AMY GOODMAN: This is Democracy Now!, democracynow.org, The War and Peace Report. I’m Amy Goodman. We’re on the road in Sarasota, Florida. I’ll be speaking in Atlanta, Georgia, tonight. But here in Sarasota, we’re less than an hour from Tampa, which houses the United States Special Operations Command. It’s the epicenter of planning for the global targeted killing program and other covert military action. Well, we turn now to look at President Obama and drones. On Saturday night, Comedy Central’s Larry Wilmore criticized Obama’s reliance on drone warfare during his remarks at the White House Correspondents’ Association dinner. He compared Obama’s foreign policy to that of reigning NBA MVP Steph Curry.

LARRY WILMORE: It looks like you’re really enjoying your last year of the presidency. Saw you hanging out with NBA players like Steph Curry, Golden State Warriors. That was cool. That was cool, yeah. You know, it kind of makes sense, too, because both of you like raining down bombs on people from long distances, right? Yeah, sure. What? Am I wrong?

AMY GOODMAN: Larry Wilmore’s comments come as the Obama administration prepares to release for the first time the number of people it believes it’s killed in drone strikes in countries that lie outside of conventional war zones. Speaking last month in Chicago, President Obama addressed the issue of civilian deaths in drone strikes.
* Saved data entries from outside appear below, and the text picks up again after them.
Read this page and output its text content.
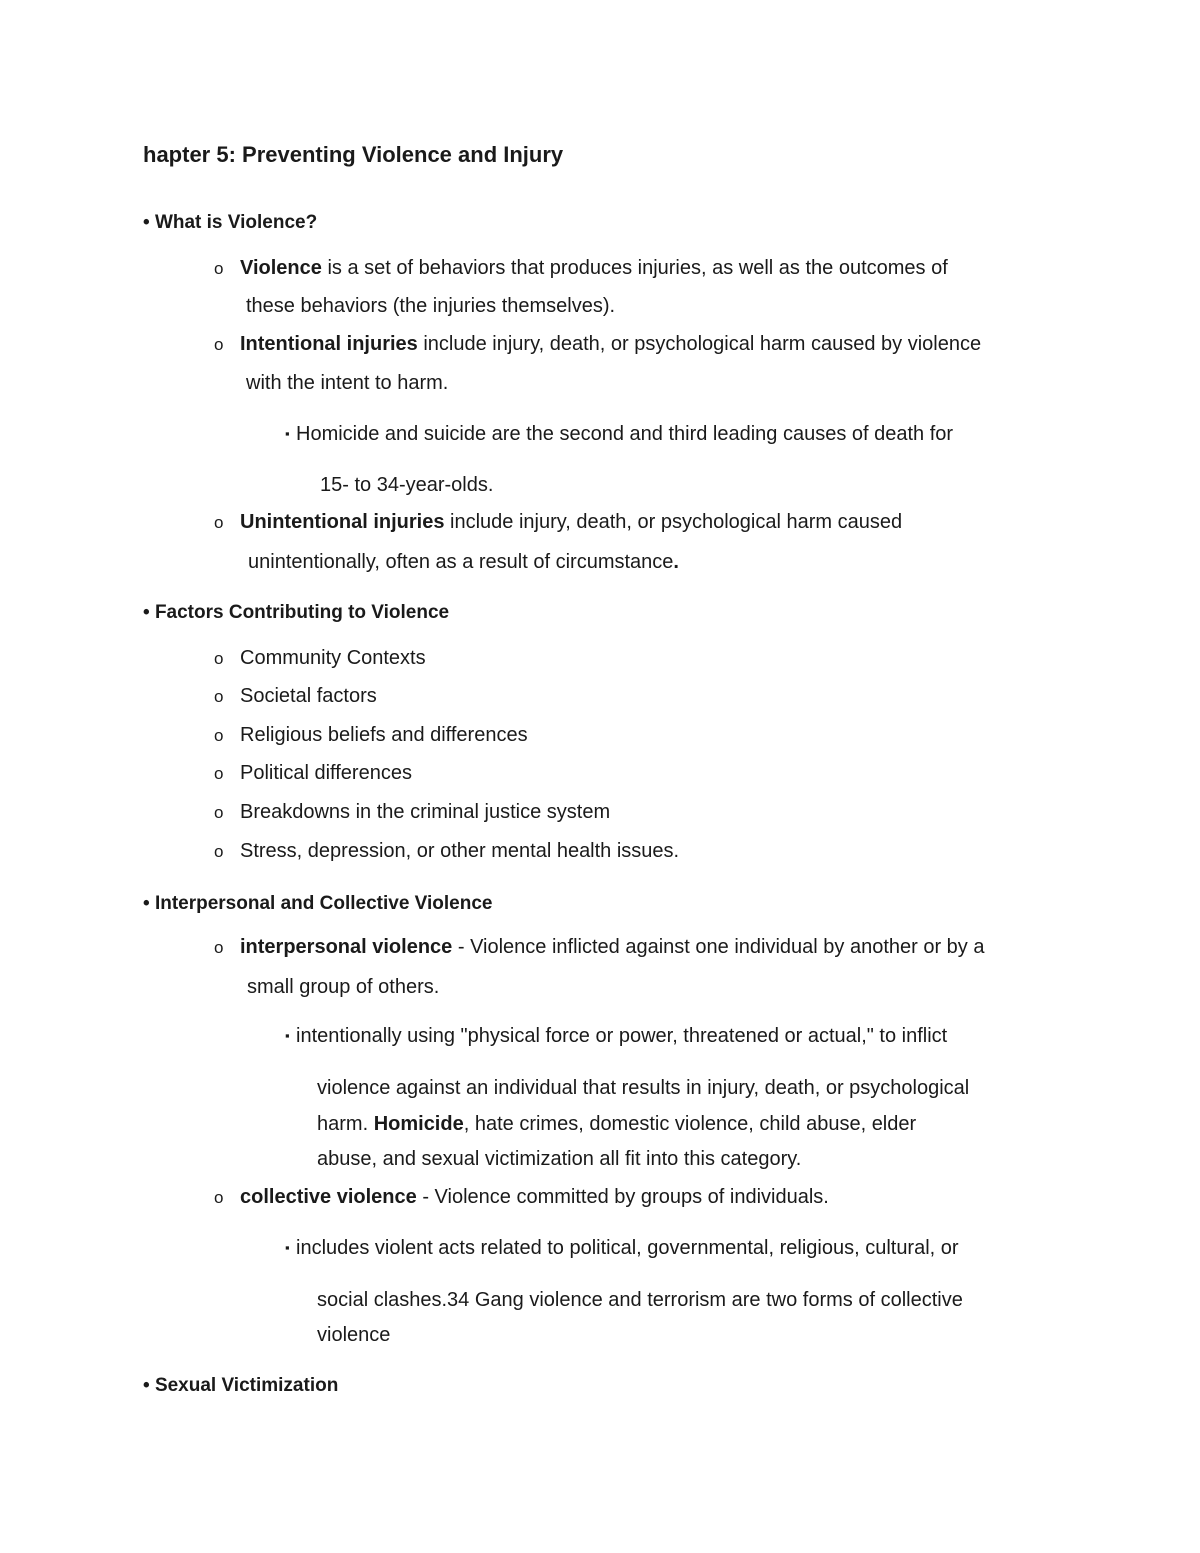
hapter 5: Preventing Violence and Injury
• What is Violence?
o Violence is a set of behaviors that produces injuries, as well as the outcomes of
these behaviors (the injuries themselves).
o Intentional injuries include injury, death, or psychological harm caused by violence
with the intent to harm.
▪ Homicide and suicide are the second and third leading causes of death for
15- to 34-year-olds.
o Unintentional injuries include injury, death, or psychological harm caused
unintentionally, often as a result of circumstance.
• Factors Contributing to Violence
o Community Contexts
o Societal factors
o Religious beliefs and differences
o Political differences
o Breakdowns in the criminal justice system
o Stress, depression, or other mental health issues.
• Interpersonal and Collective Violence
o interpersonal violence - Violence inflicted against one individual by another or by a
small group of others.
▪ intentionally using "physical force or power, threatened or actual," to inflict
violence against an individual that results in injury, death, or psychological
harm. Homicide, hate crimes, domestic violence, child abuse, elder
abuse, and sexual victimization all fit into this category.
o collective violence - Violence committed by groups of individuals.
▪ includes violent acts related to political, governmental, religious, cultural, or
social clashes.34 Gang violence and terrorism are two forms of collective
violence
• Sexual Victimization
PRESIDENT BARACK OBAMA: There’s no doubt that some innocent people have been killed by drone strikes. It is not true that it has been this sort of willy-nilly, you know, “Let’s bomb a village.” That is not how it’s—folks have operated. And what I can say with great certainty is that the rate of civilian casualties in any drone operation are far lower than the rate of civilian casualties that occur in conventional war.
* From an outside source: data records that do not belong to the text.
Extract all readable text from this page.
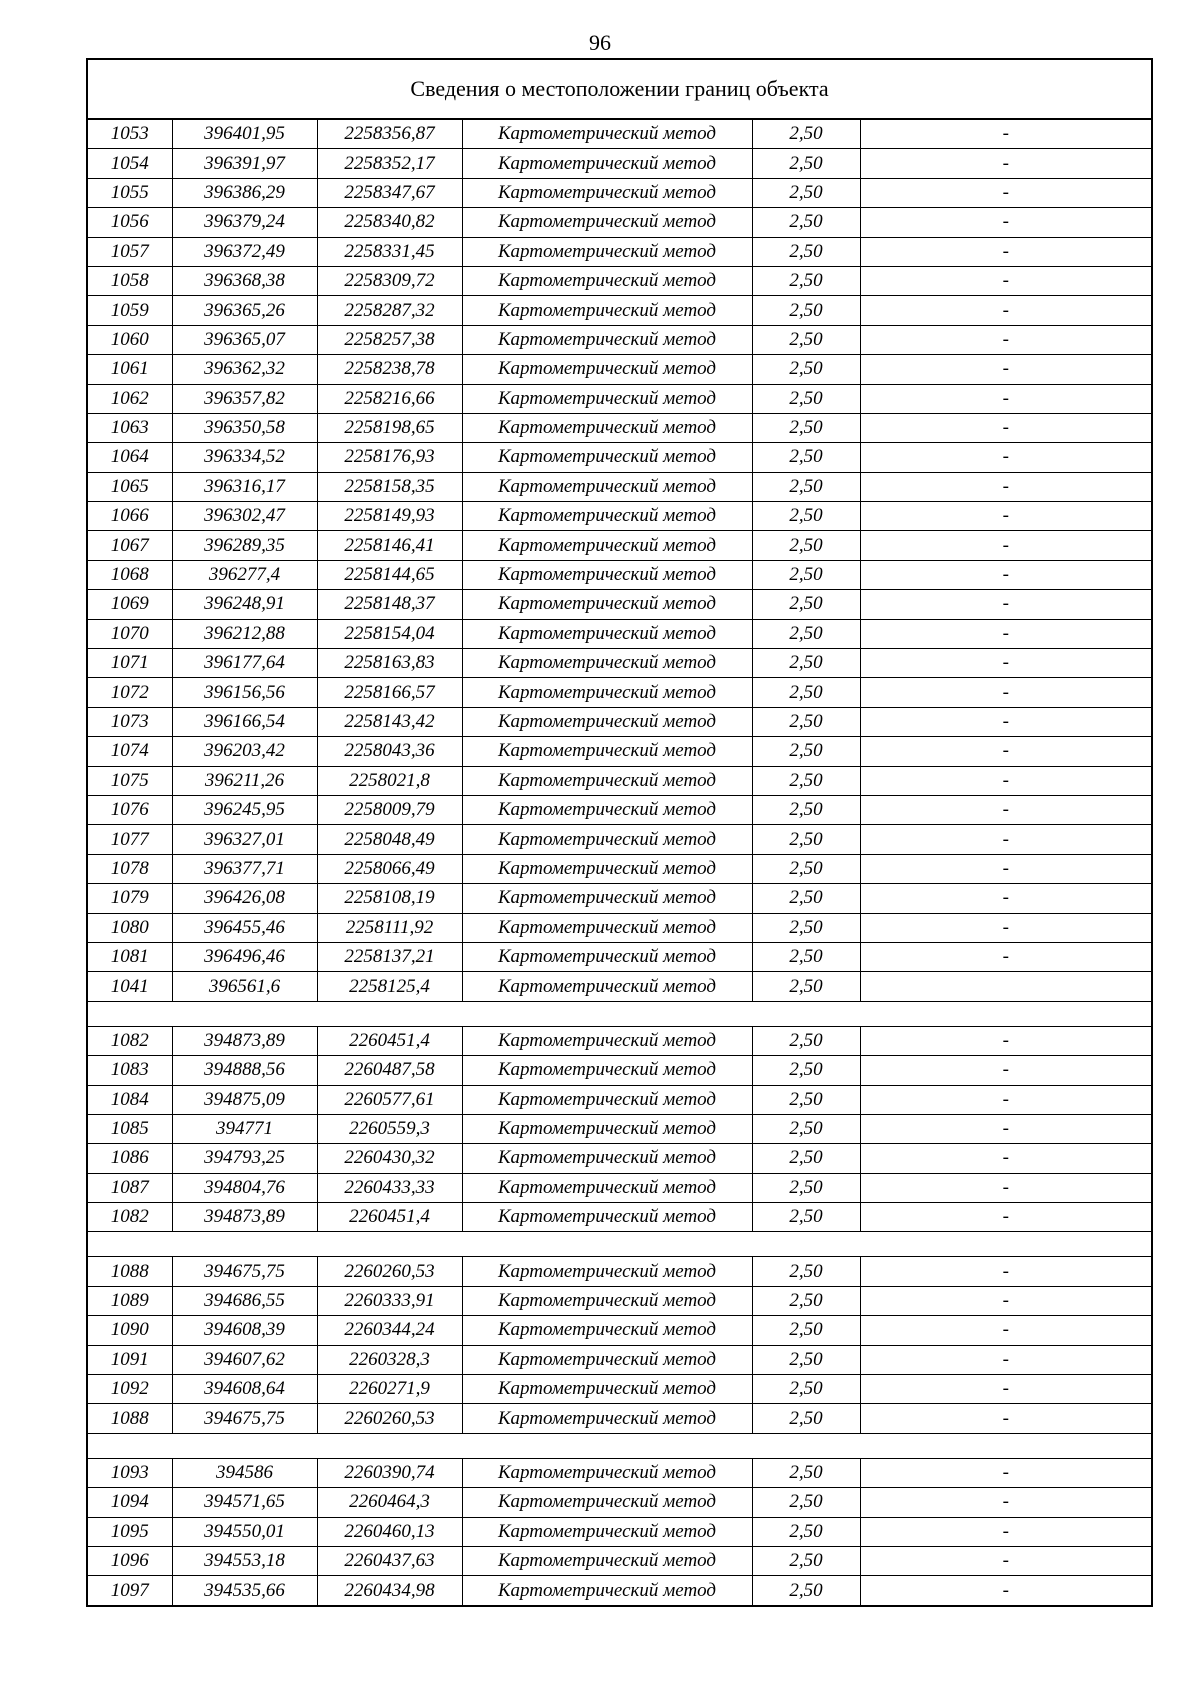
96
Сведения о местоположении границ объекта					
1053	396401,95	2258356,87	Картометрический метод	2,50	-
1054	396391,97	2258352,17	Картометрический метод	2,50	-
1055	396386,29	2258347,67	Картометрический метод	2,50	-
1056	396379,24	2258340,82	Картометрический метод	2,50	-
1057	396372,49	2258331,45	Картометрический метод	2,50	-
1058	396368,38	2258309,72	Картометрический метод	2,50	-
1059	396365,26	2258287,32	Картометрический метод	2,50	-
1060	396365,07	2258257,38	Картометрический метод	2,50	-
1061	396362,32	2258238,78	Картометрический метод	2,50	-
1062	396357,82	2258216,66	Картометрический метод	2,50	-
1063	396350,58	2258198,65	Картометрический метод	2,50	-
1064	396334,52	2258176,93	Картометрический метод	2,50	-
1065	396316,17	2258158,35	Картометрический метод	2,50	-
1066	396302,47	2258149,93	Картометрический метод	2,50	-
1067	396289,35	2258146,41	Картометрический метод	2,50	-
1068	396277,4	2258144,65	Картометрический метод	2,50	-
1069	396248,91	2258148,37	Картометрический метод	2,50	-
1070	396212,88	2258154,04	Картометрический метод	2,50	-
1071	396177,64	2258163,83	Картометрический метод	2,50	-
1072	396156,56	2258166,57	Картометрический метод	2,50	-
1073	396166,54	2258143,42	Картометрический метод	2,50	-
1074	396203,42	2258043,36	Картометрический метод	2,50	-
1075	396211,26	2258021,8	Картометрический метод	2,50	-
1076	396245,95	2258009,79	Картометрический метод	2,50	-
1077	396327,01	2258048,49	Картометрический метод	2,50	-
1078	396377,71	2258066,49	Картометрический метод	2,50	-
1079	396426,08	2258108,19	Картометрический метод	2,50	-
1080	396455,46	2258111,92	Картометрический метод	2,50	-
1081	396496,46	2258137,21	Картометрический метод	2,50	-
1041	396561,6	2258125,4	Картометрический метод	2,50	

1082	394873,89	2260451,4	Картометрический метод	2,50	-
1083	394888,56	2260487,58	Картометрический метод	2,50	-
1084	394875,09	2260577,61	Картометрический метод	2,50	-
1085	394771	2260559,3	Картометрический метод	2,50	-
1086	394793,25	2260430,32	Картометрический метод	2,50	-
1087	394804,76	2260433,33	Картометрический метод	2,50	-
1082	394873,89	2260451,4	Картометрический метод	2,50	-

1088	394675,75	2260260,53	Картометрический метод	2,50	-
1089	394686,55	2260333,91	Картометрический метод	2,50	-
1090	394608,39	2260344,24	Картометрический метод	2,50	-
1091	394607,62	2260328,3	Картометрический метод	2,50	-
1092	394608,64	2260271,9	Картометрический метод	2,50	-
1088	394675,75	2260260,53	Картометрический метод	2,50	-

1093	394586	2260390,74	Картометрический метод	2,50	-
1094	394571,65	2260464,3	Картометрический метод	2,50	-
1095	394550,01	2260460,13	Картометрический метод	2,50	-
1096	394553,18	2260437,63	Картометрический метод	2,50	-
1097	394535,66	2260434,98	Картометрический метод	2,50	-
AMY GOODMAN: A new book being published today paints a very different picture of the U.S. drone program. It’s titled The Assassination Complex: Inside the Government’s Secret Drone Warfare Program. It’s written by Jeremy Scahill and the staff of The Intercept, based on leaked government documents provided by a whistleblower. The documents undermine government claims that drone strikes have been precise. Part of the book looks at a program called Operation Haymaker in northeastern Afghanistan. During one five-month period, nearly 90 percent of the people killed in airstrikes were not the intended targets. The book is based on articles published by The Intercept last year. It also includes new contributions from NSA whistleblower Ed Snowden and The Intercept's Pulitzer Prize-winning journalist Glenn Greenwald. Snowden's introduction to the book has just been published on The Intercept’s website.

Joining us now, still with us, Jeremy Scahill, and Glenn Greenwald is joining us from Rio de Janeiro, Brazil. They founded The Intercept with Laura Poitras. Jeremy, let’s go back to you. Lay out the scope of The Assassination Complex, especially now as President Obama is about to reveal at least what the government is willing to admit are the number of people killed in drone strikes.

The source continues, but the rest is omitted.